Dr. Mory: Man müsste sagen wofür: Für Menschen, die – wie ich glaube – Schutz verdienen und ein Recht auf Leben haben. Asylwerber sind Menschen, die sich in schwierigen Lebenssituationen befinden, sie haben es verdient, menschlich behandelt zu werden. Diese Menschen haben meine Sympathie. Durch die vielen Kontakte und die persönlichen Erfahrungen, die ich gemacht habe, weiß ich, dass diese Leute in der Regel ordentliche und wertvolle Menschen sind, deren menschliche Qualitäten unseren in nichts nachstehen. Mich hat die Erfahrung mit Menschen aus verschiedenen Kulturkreisen von jeglichem Rassismus befreit und ich empfinde sie als persönliche Bereicherung.
Wogegen sich der Protest richtet? Gegen sinnlose Barrieren. Hier geht es um Leute, die einen glaubhaften Asylantrag gestellt haben. Diese Menschen haben es schwer genug und ich denke, dass man sie ordentlich behandeln sollte, indem man ihnen ein zügiges und faires Verfahren ermöglicht, das nicht von vornherein von Ablehnung und einer negativen Einstellung geprägt ist, und dass man ihnen bereits während des Verfahrens eine Chance gibt, etwas für ihre Integration zu tun. Die Verfahren dauern ja oft sehr lange, das wird auch weiterhin so sein, denn wenn es zu schnell geht, würde die Qualität darunter leiden. Deshalb sollte man den Asylwerbern während dieser Zeit sinnvolle Beschäftigungsmöglichkeiten zu geben. Eine Änderung des Ausländerbeschäftigungsgesetzes ist längst überfällig.

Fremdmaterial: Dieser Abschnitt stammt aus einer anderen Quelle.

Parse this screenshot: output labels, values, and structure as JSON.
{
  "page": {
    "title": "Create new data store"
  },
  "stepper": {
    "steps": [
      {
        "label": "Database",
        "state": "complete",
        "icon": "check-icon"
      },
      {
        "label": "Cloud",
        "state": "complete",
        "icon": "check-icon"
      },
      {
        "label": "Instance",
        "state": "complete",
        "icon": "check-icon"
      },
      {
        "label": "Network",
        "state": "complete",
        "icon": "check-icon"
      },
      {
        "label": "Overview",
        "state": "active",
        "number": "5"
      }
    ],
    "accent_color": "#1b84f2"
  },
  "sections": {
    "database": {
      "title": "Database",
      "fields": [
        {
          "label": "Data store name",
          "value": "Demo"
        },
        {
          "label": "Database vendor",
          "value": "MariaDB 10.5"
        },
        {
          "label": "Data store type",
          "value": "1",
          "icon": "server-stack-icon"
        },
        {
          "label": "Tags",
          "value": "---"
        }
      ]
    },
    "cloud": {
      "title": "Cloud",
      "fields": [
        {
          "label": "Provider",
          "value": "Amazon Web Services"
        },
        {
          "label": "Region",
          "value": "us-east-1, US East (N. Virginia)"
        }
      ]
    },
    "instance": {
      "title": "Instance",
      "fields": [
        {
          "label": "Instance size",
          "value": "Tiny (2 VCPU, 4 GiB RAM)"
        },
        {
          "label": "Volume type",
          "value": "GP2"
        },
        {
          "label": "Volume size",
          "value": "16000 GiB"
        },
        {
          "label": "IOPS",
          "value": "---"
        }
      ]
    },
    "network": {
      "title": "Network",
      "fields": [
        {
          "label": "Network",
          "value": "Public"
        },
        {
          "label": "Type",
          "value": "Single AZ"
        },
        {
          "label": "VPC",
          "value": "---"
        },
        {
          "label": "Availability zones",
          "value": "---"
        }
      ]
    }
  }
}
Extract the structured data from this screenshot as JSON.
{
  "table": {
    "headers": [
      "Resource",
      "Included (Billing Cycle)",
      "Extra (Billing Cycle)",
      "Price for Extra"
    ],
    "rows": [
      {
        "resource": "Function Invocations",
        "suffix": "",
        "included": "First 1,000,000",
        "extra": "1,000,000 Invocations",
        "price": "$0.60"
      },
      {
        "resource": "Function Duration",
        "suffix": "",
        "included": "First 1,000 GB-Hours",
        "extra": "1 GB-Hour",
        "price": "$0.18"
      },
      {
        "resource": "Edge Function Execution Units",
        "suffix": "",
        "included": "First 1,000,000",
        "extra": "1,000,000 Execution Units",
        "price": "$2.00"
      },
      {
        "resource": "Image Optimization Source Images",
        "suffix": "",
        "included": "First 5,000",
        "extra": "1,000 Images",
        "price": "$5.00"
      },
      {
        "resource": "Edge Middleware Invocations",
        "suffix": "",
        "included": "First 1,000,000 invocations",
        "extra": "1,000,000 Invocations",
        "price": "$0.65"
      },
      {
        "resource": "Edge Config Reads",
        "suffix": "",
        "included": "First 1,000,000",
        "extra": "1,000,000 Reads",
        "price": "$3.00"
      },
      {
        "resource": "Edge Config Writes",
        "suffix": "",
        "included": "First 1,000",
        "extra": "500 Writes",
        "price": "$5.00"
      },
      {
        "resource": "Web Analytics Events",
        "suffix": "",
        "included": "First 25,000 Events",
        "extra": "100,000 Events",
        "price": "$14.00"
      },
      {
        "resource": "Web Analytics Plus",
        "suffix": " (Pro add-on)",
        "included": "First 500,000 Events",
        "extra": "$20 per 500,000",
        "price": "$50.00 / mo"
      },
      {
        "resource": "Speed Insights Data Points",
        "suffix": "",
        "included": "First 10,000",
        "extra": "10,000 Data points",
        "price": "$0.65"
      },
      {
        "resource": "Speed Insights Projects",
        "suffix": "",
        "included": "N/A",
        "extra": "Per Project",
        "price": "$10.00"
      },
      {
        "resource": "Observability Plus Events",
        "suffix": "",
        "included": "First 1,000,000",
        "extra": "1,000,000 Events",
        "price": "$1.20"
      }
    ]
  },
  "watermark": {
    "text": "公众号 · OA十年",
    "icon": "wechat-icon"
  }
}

Talk Together: Wie sehen die neuen Flüchtlingsgesetze aus, die seit Anfang des Jahres in Kraft getreten sind? Sind Verschlechterungen oder Verbesserungen zu erwarten?

Dr. Mory: Der Zugang zu einem Asylverfahren ist erschwert worden. Leute, die aus einem anderen EU-Land eingereist sind, werden in Schubhaft kommen. Man versucht im Wesentlichen, so wenig wie möglich Asylwerber hier zu behalten und die anderen wieder loszuwerden. Sie werden eingesperrt, damit man sie wieder zurückschieben kann, wo sie hergekommen sind, nach Slowenien, Ungarn, die Slowakei und Polen - es kann ja keiner vom Himmel hereinfliegen. Kurz zusammengefasst: Verschärfung der Schubhaft, Beseitigung der Begünstigung von Folteropfern und Traumatisierten, die Polizei bekommt mehr Rechte, die Erstbefragung wird von der Polizei durchgeführt.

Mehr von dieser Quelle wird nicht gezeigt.